O humor foi, de fato, um primo pobre da melancolia, da denúncia ou do intimismo nas narrativas longas na literatura brasileira. Não consagramos nenhum Swift, Twain ou Voltaire. Nosso grande autor satírico no século XIX, Manuel Antônio de Almeida, escreveu apenas um romance (“Memórias de um sargento de milícias”) e morreu aos 31 anos, em um naufrágio.

José Cândido de Carvalho e Ariano Suassuna produziram, já no século XX, obras que deram ao regional e ao interiorano um cunho humorístico, mas o romance moderno brasileiro é fundamentalmente sisudo, de Graciliano a Guimarães, de Clarice a Raduan Nassar. É aqui que o lugar de Campos de Carvalho parece singularizar-se. Nenhum outro autor conseguiu fundir humor e absurdo de maneira tão original.

“O púcaro búlgaro” é um romance surrealista publicado em 1964. Conta, em primeira pessoa, a história de um habitante da Gávea (a gávea de um expedicionário marítimo), zona sul do Rio, que, após visitar um museu na Filadélfia e deparar-se com um púcaro (pequeno vaso) búlgaro, questiona a existência da Bulgária. De volta a seu apartamento na Gávea, decide preparar uma expedição para sanar sua dúvida angustiante. Ao referir-se às palavras “púcaro” e “búlgaro”, o autor/narrador tergiversa:

“Nos dicionários eles lá estão, um e outro, com os seus verbetes – mas isso é fácil, Deus também lá está; queria é vê-los o autor aqui fora, resplandecentes de luz solar e não de luz elétrica ou gás néon, e sem os canhões de Tio Sam para lhes garantir a pucaricidade ou a bulgaricidade.”

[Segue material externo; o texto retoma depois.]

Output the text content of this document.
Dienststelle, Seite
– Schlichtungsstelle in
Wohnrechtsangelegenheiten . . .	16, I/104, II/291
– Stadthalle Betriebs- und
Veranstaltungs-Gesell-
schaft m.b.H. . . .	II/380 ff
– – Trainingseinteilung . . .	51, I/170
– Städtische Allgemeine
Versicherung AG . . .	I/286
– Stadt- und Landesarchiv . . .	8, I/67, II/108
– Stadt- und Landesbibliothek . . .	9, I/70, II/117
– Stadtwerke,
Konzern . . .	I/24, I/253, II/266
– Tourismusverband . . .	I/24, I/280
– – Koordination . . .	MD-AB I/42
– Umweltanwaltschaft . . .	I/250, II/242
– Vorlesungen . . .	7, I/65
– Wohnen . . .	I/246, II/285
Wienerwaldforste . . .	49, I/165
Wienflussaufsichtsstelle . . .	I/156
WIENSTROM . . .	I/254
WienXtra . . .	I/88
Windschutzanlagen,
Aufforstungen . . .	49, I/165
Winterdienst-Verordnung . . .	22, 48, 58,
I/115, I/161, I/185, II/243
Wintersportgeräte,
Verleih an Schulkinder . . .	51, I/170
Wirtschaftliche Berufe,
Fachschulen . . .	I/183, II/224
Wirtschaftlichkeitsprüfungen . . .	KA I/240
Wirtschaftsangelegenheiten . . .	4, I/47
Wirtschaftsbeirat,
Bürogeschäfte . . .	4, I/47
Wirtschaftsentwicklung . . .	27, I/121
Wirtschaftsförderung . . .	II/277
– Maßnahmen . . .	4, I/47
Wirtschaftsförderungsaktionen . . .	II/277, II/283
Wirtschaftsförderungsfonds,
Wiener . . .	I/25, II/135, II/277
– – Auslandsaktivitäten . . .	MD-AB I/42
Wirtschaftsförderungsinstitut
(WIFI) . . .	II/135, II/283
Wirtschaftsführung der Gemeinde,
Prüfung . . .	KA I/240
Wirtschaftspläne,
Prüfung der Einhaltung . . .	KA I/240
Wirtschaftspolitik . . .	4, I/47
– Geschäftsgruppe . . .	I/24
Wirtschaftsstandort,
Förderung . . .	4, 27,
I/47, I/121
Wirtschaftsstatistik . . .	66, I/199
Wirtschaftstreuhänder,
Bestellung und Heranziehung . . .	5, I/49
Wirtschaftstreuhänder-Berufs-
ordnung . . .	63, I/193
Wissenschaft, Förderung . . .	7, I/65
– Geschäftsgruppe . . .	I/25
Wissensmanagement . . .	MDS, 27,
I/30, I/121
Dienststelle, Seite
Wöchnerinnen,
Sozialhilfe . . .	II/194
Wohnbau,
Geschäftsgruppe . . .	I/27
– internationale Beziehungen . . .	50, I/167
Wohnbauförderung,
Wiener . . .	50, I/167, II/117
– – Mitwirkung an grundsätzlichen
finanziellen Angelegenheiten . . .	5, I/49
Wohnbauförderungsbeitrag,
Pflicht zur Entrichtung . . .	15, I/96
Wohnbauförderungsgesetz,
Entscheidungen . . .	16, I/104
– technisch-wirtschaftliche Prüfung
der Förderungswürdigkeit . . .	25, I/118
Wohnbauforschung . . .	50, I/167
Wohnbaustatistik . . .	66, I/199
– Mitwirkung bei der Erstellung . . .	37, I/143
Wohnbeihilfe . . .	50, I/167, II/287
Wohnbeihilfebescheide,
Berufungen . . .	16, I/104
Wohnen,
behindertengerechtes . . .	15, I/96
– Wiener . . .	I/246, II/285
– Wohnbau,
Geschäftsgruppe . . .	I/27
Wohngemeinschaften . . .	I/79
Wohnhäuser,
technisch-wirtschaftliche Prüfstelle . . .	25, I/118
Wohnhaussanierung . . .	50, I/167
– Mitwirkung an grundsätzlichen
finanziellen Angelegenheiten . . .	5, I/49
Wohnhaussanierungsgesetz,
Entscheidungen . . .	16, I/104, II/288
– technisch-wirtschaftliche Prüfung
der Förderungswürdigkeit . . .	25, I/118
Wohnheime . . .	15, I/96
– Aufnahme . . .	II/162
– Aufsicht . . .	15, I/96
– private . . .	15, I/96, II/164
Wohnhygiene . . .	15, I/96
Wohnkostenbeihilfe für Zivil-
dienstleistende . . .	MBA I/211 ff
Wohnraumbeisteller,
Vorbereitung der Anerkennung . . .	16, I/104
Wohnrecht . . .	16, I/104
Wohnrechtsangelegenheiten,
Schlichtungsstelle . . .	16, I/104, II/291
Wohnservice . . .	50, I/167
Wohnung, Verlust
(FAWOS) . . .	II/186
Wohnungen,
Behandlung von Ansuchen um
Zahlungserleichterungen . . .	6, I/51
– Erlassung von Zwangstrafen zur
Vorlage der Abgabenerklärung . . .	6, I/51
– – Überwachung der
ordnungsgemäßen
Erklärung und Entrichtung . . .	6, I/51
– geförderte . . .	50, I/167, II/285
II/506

A expedição de verificação é razão para o narrador arregimentar uma galeria de personagens exóticos, seu exército de Brancaleone: um professor de bulgarologia, o cearense Radamés Stepanovicinsky; Pernachio; Expedito; um marinheiro fenício; Fulano Meireles... É um grupo ainda mais heterodoxo e tresloucado do que o genial conjunto de “Los siete locos”, de Roberto Arlt. O romance gira em torno da convivência absurda entre os expedicionários imóveis (e Rosa, criada e amante do narrador), com suas manias e improbabilidades. Campos de Carvalho usa das mais variadas formas de paradoxos, enigmas, trocadilhos e estripulias narrativas para criar uma atmosfera de completo nonsense.

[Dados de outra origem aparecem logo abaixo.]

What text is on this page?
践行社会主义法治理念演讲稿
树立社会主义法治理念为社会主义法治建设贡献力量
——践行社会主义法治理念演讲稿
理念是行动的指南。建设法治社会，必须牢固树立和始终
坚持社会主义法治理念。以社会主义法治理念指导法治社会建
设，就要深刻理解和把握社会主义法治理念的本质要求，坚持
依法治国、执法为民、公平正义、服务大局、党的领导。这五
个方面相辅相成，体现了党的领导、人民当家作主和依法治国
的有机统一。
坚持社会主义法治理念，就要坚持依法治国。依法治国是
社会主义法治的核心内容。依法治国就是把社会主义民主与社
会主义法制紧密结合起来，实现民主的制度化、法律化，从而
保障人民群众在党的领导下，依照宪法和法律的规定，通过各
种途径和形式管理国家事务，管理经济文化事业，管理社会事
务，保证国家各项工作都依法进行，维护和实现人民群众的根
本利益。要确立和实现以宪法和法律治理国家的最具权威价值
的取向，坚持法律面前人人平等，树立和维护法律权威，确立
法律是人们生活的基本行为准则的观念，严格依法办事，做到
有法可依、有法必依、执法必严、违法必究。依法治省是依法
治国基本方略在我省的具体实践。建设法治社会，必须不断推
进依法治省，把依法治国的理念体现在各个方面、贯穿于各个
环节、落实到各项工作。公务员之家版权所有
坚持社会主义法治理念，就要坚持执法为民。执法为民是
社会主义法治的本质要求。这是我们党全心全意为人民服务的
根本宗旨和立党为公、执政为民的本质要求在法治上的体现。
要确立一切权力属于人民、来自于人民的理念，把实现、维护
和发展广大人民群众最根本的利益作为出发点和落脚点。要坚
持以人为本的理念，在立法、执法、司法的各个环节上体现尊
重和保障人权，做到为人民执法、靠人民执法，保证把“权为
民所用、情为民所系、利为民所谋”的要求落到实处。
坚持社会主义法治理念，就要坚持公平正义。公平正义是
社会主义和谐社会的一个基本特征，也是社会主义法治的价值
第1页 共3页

Há um evidente prazer de Carvalho no brincar com a língua portuguesa. Um dos elementos mais atraentes do livro é justamente a desconstrução de lugares comuns e o gosto do jogo de palavras. Valem mais do que a própria incursão auto-irônica de Carvalho por questões filosóficas e metafísicas, como a idéia de ser ou o conceito de existência.

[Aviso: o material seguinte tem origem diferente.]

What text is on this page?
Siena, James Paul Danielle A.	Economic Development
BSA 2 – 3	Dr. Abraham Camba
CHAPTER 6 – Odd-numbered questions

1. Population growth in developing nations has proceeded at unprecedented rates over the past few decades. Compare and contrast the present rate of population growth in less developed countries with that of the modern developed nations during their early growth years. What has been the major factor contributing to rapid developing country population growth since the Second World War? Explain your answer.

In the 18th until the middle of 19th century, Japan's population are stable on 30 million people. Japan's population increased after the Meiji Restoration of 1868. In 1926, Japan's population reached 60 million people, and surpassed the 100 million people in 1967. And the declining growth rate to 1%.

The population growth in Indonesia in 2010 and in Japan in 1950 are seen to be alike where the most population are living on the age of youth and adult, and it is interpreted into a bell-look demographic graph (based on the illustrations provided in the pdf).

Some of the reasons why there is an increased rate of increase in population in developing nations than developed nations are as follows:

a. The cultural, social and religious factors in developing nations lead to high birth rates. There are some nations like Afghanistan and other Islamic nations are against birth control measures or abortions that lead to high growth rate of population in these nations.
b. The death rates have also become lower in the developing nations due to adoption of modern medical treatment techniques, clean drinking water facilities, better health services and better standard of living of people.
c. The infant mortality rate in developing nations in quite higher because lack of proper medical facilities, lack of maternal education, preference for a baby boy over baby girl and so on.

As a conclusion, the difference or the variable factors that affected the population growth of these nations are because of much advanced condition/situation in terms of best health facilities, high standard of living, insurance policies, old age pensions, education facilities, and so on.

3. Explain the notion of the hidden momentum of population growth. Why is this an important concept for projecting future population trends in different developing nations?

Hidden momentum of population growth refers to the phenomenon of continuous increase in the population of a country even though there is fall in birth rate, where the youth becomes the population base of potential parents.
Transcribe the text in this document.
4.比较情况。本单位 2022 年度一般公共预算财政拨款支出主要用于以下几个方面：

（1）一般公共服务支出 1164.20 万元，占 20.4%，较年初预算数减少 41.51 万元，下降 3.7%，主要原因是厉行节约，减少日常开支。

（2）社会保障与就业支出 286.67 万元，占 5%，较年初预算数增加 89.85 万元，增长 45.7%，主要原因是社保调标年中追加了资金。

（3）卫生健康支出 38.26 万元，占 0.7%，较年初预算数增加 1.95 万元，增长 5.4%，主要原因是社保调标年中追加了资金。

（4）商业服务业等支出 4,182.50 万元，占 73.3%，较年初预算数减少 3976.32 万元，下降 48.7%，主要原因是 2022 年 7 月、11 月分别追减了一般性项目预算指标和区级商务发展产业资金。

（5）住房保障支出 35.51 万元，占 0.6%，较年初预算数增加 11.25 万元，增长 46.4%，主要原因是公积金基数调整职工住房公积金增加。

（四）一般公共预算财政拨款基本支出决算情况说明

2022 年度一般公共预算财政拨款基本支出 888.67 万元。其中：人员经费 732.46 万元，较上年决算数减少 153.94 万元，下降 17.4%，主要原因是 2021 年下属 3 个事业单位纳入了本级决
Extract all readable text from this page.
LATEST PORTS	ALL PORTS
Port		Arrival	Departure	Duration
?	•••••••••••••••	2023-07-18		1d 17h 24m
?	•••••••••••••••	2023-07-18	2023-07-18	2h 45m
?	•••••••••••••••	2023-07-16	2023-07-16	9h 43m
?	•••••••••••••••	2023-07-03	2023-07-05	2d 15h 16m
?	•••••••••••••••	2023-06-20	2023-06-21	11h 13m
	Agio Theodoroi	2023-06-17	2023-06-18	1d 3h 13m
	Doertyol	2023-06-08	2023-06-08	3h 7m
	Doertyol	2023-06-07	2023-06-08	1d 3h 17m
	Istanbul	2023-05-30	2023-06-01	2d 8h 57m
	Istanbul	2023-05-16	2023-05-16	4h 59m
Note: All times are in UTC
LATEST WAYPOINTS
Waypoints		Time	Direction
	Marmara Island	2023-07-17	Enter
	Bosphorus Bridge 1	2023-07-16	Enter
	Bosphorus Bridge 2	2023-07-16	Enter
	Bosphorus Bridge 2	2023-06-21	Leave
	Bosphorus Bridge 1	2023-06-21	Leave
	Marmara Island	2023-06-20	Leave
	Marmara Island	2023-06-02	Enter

Se há algo que soa excessivo em “O púcaro búlgaro” é, em certos trechos, a mão um pouco pesada do autor, que faz da piada (algumas vezes, escracho puro) um objetivo permanente, mesmo quando não cabe ou cansa. Quando Campos de Carvalho pratica um humor mais lírico (como na página antiga, “insertada”, sobre Rosa), o romance ganha em apelo, mas o lirismo não é mais do que um elemento marginal em seu humor. Campos de Carvalho defronta-se aqui com o velho problema enfrentado pelos militantes do humor na literatura: o de manter o fôlego de uma narrativa mais longa que, ao fundar-se no cômico, acaba por romper o pacto ficcional, de “suspensão da descrença”, e estabelece um distanciamento crítico entre leitor e obra.